If they have tested a car and it has been able to go 500 miles (and it has) I am not sure how you are going to continue to state that hydrogen cars are so limited.

The Space Shuttle was powered primarily by hydrogen fuel and could orbit the Earth hundreds of times. That's also somewhat impractical for your typical person to use.

I gave an example of a hydrogen car that was fairly practical for people to use - tank not too big, still runs on gas in a pinch, uses commercially available pressures.
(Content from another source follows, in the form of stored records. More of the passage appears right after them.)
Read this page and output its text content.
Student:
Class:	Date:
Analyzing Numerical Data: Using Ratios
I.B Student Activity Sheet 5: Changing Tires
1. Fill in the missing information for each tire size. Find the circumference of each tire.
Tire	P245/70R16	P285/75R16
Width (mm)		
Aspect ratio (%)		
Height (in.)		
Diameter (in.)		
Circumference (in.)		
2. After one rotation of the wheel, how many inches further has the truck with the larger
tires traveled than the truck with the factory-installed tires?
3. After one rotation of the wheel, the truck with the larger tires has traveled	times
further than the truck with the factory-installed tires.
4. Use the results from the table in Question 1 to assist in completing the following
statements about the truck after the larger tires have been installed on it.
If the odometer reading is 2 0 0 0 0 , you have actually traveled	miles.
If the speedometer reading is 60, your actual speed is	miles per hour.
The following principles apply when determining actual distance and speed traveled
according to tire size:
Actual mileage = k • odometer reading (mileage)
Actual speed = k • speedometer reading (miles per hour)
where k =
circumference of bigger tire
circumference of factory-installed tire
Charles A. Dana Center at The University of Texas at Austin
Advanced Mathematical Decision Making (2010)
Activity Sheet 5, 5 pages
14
Its range is 62 miles. Perhaps that will be extended - but that's a long way to go.

Secondly, we have the technology today to have a surplus of energy coming from only renewable energy of about 1000% of our consumption needs, the only reason we have not done this is simple, there is no profit in making electricity that abundant, it would essentially become to cheap to meter.

Do you have a solar power system that meets all your needs? If not, why not, if it's too cheap to meter?

So it is not out of mechanical difficulty that we don't set up a renewable free electricity grid, it is out of greed.

Again, why don't you do it?

With that in mind then your concern about the amount of energy it takes to produce hydrogen is nul, because people would more likely than not gladly shell out the extra electricity to produce a fuel that leaves no negative footprint (or at least a lot smaller one)

If we have the extra electricity, why not shut down coal power plants instead - since they are the dirtiest source of power we have?